The Motivational Theories of Human Resources Managers
Human resources managers perform key functions to help sustain business operations. They outline policies that are imperative in facilitating employer-employee relations. Their main task is to successfully motivate employees to meet a company’s financial goals while still maintaining its principles. Many theories seek to explain how motivation works in attaining the best results from workers.
Maslow’s theory explains that an individual is motivated according to the level of needs, and he will progress depending on how well these needs are addressed at each level. Needs at a basic level include security, social needs, psychological needs and favorable working conditions. The needs are addressed by ensuring there is security at the workplace and workers are friendly and respectful. Companies also should allow bathroom breaks and refreshment breaks and reasonable working hours to avoid extreme exhaustion. Needs at a higher level such as self-actualization and self-esteem can be handled by providing challenging projects and offering rewards such as promotions and benefits.

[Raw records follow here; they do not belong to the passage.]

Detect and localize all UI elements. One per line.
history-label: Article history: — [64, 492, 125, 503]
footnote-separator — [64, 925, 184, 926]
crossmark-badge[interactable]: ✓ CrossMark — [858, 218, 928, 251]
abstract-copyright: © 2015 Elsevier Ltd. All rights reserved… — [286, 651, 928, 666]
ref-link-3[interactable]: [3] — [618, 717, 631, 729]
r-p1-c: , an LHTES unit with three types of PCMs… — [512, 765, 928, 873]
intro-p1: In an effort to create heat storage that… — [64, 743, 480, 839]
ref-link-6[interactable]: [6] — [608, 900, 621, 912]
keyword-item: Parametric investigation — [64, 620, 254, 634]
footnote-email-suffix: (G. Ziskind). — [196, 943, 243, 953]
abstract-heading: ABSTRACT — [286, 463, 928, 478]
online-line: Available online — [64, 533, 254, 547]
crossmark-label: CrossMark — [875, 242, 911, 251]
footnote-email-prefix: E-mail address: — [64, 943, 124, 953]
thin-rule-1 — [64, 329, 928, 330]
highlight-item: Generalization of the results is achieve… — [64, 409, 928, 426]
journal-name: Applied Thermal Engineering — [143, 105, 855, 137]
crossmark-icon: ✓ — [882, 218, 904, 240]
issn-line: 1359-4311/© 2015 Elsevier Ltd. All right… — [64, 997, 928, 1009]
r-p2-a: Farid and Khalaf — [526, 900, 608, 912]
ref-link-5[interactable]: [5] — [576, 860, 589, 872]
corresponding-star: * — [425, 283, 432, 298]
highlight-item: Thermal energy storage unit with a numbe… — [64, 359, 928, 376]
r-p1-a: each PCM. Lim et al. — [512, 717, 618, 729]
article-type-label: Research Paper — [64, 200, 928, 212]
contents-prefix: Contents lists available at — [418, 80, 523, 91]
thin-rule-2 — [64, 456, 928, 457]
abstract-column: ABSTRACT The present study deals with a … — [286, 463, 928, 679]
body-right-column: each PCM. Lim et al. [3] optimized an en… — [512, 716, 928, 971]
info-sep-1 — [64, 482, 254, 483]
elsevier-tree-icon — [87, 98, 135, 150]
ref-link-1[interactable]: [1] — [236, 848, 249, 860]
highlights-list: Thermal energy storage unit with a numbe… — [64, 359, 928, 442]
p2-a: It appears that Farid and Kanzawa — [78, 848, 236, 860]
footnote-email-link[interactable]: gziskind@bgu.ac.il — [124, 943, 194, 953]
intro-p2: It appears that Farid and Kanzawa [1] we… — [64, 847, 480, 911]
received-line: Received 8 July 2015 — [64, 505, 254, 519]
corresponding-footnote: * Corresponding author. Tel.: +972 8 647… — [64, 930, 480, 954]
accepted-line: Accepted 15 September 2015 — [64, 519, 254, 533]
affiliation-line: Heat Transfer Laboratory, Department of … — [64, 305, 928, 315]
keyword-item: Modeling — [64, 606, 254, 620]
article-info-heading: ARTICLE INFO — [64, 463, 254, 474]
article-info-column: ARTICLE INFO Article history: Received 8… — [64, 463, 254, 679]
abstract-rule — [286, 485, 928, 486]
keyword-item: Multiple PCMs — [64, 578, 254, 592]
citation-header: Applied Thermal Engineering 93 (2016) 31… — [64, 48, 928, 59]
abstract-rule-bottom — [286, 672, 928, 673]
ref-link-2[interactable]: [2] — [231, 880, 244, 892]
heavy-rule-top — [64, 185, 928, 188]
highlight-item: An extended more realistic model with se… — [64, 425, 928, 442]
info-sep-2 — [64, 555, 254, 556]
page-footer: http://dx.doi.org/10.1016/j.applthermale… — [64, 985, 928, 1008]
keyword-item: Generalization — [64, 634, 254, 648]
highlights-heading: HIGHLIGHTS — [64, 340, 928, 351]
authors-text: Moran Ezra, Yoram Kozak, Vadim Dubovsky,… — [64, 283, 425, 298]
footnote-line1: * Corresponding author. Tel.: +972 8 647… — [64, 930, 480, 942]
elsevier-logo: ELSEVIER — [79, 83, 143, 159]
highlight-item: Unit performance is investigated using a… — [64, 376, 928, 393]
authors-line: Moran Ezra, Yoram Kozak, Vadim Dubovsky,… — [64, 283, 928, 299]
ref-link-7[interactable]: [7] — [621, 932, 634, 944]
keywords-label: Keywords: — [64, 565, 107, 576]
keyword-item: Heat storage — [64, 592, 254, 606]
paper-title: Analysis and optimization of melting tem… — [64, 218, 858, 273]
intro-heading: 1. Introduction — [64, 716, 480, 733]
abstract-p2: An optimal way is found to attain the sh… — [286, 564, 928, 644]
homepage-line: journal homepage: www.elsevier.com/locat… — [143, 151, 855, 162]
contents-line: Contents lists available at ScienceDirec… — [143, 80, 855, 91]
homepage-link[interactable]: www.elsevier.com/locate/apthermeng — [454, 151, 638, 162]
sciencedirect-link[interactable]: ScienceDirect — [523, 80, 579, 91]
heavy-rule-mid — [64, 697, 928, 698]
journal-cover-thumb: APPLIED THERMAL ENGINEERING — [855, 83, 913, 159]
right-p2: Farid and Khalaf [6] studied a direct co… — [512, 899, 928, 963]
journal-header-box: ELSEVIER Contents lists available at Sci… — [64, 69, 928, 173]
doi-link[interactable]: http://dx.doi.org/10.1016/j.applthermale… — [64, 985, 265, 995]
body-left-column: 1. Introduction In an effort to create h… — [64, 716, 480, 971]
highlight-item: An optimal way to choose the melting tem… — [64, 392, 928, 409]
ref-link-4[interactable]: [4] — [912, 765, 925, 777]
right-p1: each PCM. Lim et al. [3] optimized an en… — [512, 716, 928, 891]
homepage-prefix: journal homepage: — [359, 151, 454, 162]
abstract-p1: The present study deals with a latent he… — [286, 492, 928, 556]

The Two-Factor theory argues that that there are two factors that motivate workers: hygiene and satisfiers. These factors are not determinants of success, but their absence results in underperformance. Hygiene factors in this case refer to job security, salary, organizational policies and working conditions. Satisfiers, also known as motivators, include growth opportunities, responsibility and recognition. A human resources manager needs to do research to find out what workers really need and then make necessary improvements to increase performance. For example, creation of a non-smoking section or involving employees in development plans and decisions of a company helps them feel recognize and appreciated.
The Acquired Needs theory recognizes that each individual prioritizes needs differently and that some needs are not hereditary but acquired in life. A high achiever for example, has a need for achievement and power; this means that his preferred workplace environment might differ from the average worker. A high achiever is driven by responsibility, a degree of risk and feedback of his performance. He wants to know whether he is improving. A team player has a need for affiliation; he desires a friendly, social and conflict-free and cooperative environment, rather than competitive work situation.
Alderfer's ERG (existence, relatedness and growth) theory is built on Maslow’s theory. However, it groups an individual’s needs into three: existence, relatedness and growth needs. The needs are material and deal with an individual’s physical and social needs that cover interpersonal relationships and development needs that involve a person’s development and psychological growth.